Publié le 01 sep 2021Lecture 4 min

Embolie pulmonaire ambulatoire - Comment sélectionner et organiser le parcours de soins du patient ?

Benjamin PLANQUETTE, service de pneumologie et de soins intensifs, Hôpital européen Georges Pompidou, APHP, université de Paris ; Inserm UMRS-1140 Innovations thérapeutiques en hémostase ; Réseau F-CRIN INNOVTE

La prise en charge thérapeutique de l’embolie pulmonaire (EP) a connu des évolutions importantes au cours de la dernière décennie. De nombreux progrès ont été faits tant sur le plan pharmacologique, avec l’avènement des anticoagulants oraux directs qui ont simplifié les schémas thérapeutiques, que sur le plan de notre capacité à identifier des patients dont l’EP n’impacte pas le pronostic vital immédiat, c’est-à-dire à un mois, chez qui naturellement la question d’un traitement ambulatoire rapide (moins de 24 heures d’hospitalisation) s’est posée.

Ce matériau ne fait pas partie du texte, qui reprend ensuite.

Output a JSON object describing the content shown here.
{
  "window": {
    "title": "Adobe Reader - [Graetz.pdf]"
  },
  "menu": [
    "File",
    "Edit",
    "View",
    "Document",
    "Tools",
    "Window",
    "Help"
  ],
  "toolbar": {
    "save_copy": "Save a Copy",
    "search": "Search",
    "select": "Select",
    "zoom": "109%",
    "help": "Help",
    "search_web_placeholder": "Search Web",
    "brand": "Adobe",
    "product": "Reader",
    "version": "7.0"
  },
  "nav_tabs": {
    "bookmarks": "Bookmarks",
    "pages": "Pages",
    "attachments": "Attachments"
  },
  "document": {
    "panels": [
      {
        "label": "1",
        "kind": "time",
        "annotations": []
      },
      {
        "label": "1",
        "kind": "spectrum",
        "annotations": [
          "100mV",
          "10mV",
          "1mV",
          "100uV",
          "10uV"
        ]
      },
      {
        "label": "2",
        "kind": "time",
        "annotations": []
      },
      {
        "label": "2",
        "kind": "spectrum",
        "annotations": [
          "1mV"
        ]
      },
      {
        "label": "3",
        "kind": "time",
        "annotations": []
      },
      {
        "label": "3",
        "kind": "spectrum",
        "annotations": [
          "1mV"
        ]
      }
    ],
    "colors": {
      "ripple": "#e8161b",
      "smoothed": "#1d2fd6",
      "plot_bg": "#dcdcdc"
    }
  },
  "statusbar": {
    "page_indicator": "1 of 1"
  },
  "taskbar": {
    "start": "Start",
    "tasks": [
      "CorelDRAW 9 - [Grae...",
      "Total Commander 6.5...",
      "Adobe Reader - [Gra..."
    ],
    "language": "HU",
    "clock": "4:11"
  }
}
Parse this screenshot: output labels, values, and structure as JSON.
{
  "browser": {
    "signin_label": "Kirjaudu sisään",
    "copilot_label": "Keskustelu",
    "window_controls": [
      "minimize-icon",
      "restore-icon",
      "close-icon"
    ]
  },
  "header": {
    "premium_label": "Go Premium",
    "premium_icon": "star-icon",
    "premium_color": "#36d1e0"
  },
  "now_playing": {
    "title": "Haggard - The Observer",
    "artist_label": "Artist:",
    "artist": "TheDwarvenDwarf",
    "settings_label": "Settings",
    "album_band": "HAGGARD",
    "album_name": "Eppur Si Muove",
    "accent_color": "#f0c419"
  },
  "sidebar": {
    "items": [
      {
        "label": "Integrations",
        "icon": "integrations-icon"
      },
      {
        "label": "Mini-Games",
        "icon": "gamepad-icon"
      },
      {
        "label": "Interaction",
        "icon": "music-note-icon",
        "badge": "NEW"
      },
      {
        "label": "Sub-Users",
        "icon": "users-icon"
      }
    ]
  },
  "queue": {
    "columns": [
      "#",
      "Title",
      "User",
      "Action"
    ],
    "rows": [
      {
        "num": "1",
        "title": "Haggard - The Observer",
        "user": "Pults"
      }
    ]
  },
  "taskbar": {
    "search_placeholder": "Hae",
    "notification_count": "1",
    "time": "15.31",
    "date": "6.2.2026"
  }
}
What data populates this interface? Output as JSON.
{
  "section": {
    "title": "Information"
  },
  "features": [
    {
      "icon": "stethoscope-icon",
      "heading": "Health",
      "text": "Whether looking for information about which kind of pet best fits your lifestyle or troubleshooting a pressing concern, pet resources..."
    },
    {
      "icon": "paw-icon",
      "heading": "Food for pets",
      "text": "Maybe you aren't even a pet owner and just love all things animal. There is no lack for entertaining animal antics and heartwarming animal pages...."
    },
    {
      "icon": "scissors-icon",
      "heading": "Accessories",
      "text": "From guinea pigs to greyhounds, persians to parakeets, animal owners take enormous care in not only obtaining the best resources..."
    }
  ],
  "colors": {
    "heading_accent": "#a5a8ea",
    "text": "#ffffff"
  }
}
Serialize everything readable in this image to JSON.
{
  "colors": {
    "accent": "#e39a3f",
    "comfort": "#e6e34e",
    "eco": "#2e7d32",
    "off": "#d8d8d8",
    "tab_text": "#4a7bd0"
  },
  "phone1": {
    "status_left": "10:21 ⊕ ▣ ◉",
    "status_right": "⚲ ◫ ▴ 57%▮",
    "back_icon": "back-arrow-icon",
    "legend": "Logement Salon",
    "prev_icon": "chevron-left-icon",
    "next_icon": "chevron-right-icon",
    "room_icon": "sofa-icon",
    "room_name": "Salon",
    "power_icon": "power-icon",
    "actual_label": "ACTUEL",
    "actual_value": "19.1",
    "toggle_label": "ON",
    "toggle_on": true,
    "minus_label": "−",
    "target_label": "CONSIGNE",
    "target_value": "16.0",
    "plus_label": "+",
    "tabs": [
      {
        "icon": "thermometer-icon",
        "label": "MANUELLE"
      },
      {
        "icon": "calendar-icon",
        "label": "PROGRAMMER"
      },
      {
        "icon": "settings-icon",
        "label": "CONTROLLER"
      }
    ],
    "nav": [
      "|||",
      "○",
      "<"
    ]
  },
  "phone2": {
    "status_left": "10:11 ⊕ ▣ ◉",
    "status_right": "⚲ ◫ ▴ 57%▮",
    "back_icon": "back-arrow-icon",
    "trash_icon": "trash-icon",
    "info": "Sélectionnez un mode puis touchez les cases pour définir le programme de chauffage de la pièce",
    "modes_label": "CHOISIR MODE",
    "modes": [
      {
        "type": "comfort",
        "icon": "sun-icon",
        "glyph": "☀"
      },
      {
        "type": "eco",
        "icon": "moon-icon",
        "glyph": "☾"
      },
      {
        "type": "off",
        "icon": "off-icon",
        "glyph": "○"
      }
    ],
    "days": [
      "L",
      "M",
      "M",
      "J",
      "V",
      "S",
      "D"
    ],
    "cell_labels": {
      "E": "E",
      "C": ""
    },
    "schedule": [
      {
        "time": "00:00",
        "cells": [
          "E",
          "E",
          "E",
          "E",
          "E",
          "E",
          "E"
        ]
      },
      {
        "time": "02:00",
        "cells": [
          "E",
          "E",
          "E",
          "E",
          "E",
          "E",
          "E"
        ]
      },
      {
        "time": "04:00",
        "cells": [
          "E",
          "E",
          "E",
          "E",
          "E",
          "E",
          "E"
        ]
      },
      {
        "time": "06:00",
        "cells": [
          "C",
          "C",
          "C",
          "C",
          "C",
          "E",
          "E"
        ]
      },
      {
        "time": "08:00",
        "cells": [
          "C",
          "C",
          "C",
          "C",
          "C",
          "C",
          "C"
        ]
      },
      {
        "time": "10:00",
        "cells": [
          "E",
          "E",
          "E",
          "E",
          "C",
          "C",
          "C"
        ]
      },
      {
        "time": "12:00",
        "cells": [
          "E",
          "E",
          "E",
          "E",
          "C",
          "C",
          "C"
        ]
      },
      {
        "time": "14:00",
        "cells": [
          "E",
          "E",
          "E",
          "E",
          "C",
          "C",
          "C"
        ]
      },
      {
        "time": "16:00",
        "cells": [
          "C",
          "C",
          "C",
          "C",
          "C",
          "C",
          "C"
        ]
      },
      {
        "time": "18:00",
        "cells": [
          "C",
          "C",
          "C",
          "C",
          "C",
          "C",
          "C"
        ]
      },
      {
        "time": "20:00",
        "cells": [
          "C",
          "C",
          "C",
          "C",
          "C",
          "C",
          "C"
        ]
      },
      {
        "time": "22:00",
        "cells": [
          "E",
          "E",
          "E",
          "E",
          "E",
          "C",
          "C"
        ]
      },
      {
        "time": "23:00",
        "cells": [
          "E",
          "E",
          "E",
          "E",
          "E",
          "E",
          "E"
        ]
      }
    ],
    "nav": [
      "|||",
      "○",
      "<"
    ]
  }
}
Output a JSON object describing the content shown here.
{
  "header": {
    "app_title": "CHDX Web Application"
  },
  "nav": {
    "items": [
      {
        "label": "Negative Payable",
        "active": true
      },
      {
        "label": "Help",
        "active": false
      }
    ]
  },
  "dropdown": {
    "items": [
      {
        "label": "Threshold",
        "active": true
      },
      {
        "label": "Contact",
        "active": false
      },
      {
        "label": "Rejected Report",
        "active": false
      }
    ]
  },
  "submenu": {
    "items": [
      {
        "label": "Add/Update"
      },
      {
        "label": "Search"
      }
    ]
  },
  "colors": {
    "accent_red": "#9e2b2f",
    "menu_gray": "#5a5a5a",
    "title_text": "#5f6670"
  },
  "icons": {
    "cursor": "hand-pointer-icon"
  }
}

Ainsi, s’appuyant sur un niveau de preuve scientifique robuste, les recommandations françaises de 2019(1) et européennes(2), dès 2014, ont proposé des conditions de prise en charge et de suivi ambulatoires dont le respect semble primordial pour la sécurité des patients. Une révolution conceptuelle loin de l’image dramatique de l’EP maladie grave stigmatisée par la vieille pédagogie de la maladie décrivant le malaise avec arrêt cardiaque lors du lever d’une post-parturiente...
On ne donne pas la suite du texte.